Here’s the part where it gets interesting. Comics themselves went through a similar phase to games, but they did it decades ago, and actually remained that way for a very long time. While Japanese and European comics tackled a wide variety of different subject matter and stories, American comics enjoyed their first great success with the superhero. Batman, Superman, all the other tights and capes heroes that we know today enjoyed mass appeal with the Depression-era audience of children, and as a result, they pandered to that audience all the way up into the 80s. That’s nearly 50 years of having a dominant genre—the superhero—with occasional flare ups of other genres such as romance, Western and even military, but the superhero consistently remained at the forefront of the industry.

Then, in the 80s, something happened. A convergence of ideas and talented people crashed into the scene. People like Alan Moore and Frank Miller were changing the way we perceived the superhero, while others like Neil Gaiman and Jamie Delano were avoiding superheroes entirely in “mainstream” comics. Meanwhile, independents like Dave Sim with Cerebus and Wendy Pini with Elfquest were getting more and more recognition for their early efforts in the 70s that continued into the new decade. Even the Japanese comic, the manga, was slowly beginning to infiltrate readership as Studio Proteus, the brainchild of Canadian Toren Smith, translated works like Appleseed and Akira to bring them to unexposed audience of the west. Comics, which up until this point had been relying almost entirely on the adolescent male audience that wanted only tights and capes, could now appeal to different tastes, from the Japanese cyberpunk speculations of Akira to the more internal, metaphysical wanderings of Dream in The Sandman, and all points in between. Now there are comics for children, comics for women, comics for fans of science fiction, comics for fans drama and romance and of course, comics for guys that still want to see super-powered people in tights pounding each other in the face.

Games started out on the opposite track. Part of that is probably because of a profound difference in technology.

WaynecomicsvsgamesIn the beginning realistic graphics—unlike the case with comics—was far out of the question. The first “heroes” or protagonists in games were tanks, squares or in the case of Pac-Man, a chomping mouth. As a result, games forced the developers to use their—and the player’s—imaginations for some wild permutations, like the insectile hero of Yar’s Revenge or the robot probe of Microsurgeon. Games challenged the player to do everything from start up a business in space with M.U.L.E. to playing a bumbling, aspiring pirate in The Secret of Monkey Island. But as the technology became more impressive, the graphics more realistic, and the audience less niche, games gradually whittled down popular genres until we are left with a single, dominant genre/game and that is the contemporary military first person shooter. The former widespread variety of genres has dwindled in the last 10 years. Yes, there are still fighters, RPGs and even 3rd person action games, but they are marginal in terms of sales and public awareness compared to the vast space carved out first by Halo and ultimately dominated by Call of Duty.

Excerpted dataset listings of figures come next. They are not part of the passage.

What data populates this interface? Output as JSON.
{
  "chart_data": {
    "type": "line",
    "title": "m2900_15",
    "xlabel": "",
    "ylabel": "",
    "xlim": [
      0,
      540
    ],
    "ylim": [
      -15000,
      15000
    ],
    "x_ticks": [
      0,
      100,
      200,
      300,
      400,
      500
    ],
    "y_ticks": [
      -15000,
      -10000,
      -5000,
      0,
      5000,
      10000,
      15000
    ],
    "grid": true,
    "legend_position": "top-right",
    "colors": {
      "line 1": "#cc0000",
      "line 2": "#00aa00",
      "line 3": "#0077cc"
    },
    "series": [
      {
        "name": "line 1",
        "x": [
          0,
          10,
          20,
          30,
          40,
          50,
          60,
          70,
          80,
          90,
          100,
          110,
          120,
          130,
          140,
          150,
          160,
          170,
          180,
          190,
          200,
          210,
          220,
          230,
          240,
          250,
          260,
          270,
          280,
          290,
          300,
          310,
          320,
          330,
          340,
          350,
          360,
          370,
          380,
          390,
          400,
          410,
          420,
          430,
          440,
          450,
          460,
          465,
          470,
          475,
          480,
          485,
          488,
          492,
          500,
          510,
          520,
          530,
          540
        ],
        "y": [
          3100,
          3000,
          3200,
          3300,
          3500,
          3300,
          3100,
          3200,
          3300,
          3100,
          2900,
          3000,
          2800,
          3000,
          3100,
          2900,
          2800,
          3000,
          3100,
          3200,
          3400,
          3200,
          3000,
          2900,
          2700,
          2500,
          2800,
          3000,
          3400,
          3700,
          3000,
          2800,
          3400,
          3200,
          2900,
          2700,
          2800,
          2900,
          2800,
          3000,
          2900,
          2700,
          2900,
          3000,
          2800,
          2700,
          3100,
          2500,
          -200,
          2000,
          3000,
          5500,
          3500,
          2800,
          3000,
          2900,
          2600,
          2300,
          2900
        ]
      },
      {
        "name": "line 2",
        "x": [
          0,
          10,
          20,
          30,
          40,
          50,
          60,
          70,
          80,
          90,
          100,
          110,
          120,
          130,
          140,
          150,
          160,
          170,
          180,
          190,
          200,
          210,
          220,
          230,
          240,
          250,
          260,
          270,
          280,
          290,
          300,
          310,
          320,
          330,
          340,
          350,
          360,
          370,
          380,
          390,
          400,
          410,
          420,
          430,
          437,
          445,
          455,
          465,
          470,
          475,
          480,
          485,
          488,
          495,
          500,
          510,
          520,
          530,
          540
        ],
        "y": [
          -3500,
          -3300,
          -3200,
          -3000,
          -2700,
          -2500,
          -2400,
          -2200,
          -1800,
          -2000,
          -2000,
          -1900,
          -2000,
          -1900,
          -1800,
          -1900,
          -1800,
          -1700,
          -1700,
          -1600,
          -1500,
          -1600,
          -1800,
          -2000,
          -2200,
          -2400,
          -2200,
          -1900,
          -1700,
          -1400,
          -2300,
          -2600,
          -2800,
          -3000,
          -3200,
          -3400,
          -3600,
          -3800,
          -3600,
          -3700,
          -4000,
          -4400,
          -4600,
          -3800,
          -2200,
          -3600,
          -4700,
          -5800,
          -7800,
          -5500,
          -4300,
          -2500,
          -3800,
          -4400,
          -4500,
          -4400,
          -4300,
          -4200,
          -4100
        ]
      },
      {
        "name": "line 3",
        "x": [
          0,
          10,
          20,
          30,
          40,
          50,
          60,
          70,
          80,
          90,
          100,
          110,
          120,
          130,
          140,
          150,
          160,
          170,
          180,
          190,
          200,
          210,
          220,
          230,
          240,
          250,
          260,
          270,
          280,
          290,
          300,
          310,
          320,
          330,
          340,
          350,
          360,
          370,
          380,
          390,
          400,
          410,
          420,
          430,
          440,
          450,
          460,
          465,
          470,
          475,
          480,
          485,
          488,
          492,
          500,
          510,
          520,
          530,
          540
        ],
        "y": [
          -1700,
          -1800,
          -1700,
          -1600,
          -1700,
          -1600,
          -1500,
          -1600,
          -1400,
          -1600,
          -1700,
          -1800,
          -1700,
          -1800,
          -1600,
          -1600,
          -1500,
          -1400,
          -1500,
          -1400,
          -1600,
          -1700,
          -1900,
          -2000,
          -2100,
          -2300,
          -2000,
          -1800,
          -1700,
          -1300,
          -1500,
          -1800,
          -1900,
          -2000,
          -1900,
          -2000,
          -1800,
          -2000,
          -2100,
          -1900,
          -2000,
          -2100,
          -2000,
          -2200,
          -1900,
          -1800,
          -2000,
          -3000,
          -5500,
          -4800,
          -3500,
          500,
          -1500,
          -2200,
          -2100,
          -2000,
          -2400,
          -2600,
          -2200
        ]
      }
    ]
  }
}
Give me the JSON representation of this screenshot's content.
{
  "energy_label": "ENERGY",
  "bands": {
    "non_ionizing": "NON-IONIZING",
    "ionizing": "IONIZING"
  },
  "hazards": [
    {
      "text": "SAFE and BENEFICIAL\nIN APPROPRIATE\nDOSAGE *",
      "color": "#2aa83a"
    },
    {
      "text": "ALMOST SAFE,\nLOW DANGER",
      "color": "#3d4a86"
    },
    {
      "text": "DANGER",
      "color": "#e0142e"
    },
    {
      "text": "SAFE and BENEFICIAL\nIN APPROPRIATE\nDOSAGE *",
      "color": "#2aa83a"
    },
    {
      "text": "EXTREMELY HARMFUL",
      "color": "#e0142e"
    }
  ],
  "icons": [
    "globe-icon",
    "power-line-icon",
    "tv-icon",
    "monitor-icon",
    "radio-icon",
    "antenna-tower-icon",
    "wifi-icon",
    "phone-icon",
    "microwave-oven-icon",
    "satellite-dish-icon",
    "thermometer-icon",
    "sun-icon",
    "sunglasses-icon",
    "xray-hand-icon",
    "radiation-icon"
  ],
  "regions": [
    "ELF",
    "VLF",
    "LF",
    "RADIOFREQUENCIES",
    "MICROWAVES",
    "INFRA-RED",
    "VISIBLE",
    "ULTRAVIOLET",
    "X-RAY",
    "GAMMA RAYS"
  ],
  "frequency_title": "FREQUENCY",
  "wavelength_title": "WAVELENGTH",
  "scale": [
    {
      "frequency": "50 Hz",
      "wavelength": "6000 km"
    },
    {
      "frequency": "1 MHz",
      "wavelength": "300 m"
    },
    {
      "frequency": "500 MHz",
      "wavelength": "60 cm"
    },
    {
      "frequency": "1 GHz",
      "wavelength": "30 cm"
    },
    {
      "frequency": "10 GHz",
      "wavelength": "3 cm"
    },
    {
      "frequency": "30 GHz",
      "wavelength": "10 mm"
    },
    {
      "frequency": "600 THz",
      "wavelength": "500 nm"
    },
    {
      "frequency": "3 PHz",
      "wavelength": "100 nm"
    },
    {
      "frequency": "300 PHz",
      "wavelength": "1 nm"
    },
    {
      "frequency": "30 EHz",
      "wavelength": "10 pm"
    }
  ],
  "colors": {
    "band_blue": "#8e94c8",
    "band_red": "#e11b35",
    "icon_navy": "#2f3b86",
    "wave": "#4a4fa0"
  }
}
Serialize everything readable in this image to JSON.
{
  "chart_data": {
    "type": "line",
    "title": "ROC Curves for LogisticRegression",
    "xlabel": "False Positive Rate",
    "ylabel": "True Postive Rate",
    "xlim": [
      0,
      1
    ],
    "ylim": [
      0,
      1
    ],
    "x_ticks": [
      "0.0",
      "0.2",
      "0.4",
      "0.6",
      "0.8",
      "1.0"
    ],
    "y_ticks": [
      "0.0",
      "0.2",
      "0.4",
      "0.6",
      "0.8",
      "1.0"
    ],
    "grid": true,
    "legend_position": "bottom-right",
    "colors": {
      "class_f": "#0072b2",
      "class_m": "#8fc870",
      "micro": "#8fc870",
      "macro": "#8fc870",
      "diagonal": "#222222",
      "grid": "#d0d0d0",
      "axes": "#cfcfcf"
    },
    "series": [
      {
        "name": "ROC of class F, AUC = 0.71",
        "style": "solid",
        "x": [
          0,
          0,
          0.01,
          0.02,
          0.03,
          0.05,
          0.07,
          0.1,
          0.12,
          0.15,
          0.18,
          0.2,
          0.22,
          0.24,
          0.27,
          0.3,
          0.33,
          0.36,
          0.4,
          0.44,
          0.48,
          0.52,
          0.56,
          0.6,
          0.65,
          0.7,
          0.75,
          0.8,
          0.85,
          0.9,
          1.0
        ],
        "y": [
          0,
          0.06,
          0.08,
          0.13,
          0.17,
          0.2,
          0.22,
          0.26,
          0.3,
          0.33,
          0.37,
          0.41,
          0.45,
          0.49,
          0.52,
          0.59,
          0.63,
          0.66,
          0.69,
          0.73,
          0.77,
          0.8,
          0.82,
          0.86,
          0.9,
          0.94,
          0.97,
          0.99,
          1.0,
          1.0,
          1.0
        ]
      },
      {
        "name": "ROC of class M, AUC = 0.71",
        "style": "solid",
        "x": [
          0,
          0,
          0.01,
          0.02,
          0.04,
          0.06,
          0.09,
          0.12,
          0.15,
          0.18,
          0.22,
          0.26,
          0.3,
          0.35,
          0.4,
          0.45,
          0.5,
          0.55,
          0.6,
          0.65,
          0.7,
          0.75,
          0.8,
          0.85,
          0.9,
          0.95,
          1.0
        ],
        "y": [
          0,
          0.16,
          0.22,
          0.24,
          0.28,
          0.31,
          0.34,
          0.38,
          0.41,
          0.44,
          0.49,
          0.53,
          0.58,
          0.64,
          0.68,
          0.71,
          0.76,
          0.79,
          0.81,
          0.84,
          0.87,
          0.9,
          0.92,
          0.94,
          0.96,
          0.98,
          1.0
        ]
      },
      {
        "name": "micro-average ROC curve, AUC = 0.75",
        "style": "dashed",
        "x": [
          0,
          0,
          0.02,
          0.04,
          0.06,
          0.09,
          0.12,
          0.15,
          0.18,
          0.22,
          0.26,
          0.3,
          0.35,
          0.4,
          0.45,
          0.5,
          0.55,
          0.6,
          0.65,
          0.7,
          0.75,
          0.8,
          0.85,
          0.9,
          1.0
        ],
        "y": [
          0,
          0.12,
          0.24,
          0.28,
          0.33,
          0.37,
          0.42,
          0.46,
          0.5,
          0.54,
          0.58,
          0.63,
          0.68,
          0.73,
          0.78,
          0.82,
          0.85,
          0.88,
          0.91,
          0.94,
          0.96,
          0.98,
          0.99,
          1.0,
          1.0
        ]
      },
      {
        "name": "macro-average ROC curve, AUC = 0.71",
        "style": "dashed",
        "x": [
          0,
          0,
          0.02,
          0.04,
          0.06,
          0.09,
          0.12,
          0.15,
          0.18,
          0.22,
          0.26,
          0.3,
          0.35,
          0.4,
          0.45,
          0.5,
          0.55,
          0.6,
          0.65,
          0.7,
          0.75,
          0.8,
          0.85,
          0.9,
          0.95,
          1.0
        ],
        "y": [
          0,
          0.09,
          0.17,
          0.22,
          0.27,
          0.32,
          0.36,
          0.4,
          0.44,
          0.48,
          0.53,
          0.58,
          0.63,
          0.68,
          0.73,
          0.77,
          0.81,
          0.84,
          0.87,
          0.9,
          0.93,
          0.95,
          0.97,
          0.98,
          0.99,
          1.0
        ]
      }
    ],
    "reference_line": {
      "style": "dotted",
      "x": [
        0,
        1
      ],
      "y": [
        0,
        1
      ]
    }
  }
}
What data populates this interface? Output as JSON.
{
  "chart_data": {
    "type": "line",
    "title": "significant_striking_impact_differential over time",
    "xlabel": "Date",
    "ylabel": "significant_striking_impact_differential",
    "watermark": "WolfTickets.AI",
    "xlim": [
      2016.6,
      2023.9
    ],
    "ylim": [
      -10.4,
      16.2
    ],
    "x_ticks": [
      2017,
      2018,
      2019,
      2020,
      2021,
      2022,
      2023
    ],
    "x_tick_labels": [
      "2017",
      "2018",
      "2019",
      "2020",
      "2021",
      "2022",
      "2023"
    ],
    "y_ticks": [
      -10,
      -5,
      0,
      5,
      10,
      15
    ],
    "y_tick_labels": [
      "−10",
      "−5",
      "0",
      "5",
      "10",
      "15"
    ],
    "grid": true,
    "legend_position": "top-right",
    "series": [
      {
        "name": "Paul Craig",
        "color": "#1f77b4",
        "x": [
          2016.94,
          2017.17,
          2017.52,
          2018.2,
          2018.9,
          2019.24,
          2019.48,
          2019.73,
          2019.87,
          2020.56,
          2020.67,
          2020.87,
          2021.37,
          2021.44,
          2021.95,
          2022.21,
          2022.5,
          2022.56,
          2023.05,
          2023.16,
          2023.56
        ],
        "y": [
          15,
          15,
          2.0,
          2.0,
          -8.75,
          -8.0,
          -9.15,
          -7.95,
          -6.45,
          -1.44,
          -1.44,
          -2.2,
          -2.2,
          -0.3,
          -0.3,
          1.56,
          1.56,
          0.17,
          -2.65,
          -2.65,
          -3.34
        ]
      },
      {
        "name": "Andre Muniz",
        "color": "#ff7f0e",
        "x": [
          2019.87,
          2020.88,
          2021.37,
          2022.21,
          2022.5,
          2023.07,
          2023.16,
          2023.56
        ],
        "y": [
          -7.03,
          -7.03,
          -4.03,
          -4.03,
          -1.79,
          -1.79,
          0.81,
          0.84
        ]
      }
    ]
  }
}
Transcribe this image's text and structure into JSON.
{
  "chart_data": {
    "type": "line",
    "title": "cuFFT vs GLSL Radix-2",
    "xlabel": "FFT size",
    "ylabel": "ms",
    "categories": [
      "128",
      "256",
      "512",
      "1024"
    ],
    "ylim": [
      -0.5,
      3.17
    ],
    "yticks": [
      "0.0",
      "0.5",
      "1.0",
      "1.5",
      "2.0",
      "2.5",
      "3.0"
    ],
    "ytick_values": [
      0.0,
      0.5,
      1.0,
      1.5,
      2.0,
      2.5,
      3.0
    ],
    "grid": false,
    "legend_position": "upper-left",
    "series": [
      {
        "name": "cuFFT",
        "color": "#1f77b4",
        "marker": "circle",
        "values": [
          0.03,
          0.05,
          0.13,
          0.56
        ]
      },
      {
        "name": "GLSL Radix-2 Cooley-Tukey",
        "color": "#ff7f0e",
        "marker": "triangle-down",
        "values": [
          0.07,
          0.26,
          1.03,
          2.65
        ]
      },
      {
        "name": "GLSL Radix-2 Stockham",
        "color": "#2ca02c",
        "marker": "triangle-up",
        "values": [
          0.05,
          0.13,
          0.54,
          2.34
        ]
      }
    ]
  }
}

The reason for that is simple. Right now, there is one dominant genre because there is one dominant audience, or at least the industry perceives this to be the case right now. In the same way that for decades comics were focused largely at teen boys with fantasies of escape from reality through fighting for justice in tights with superpowers, games are now focused at young, disenfranchised men with fantasies of being in an elite unit that shoots at a lot of Russians.  For justice.

This obviously cannot last forever. The casual audience—however briefly—showed Nintendo that there is money to be made beyond the teenage or college male. And manga proved that it was possible to grab an audience that American comics thought were unreachable, the female demographic. But in order for this shift to occur on a large scale, games will have to reach the same place that comics reached in the 80s. They have to get desperate. Desperate enough to experiment. It was the dwindling sales of comics that finally made the companies cater beyond their comfortable, familiar audience, and right now, with Call of Duty: Black Ops II set to break yet more records for any entertainment medium, the games industry has no good reason to be daring and experimental right now.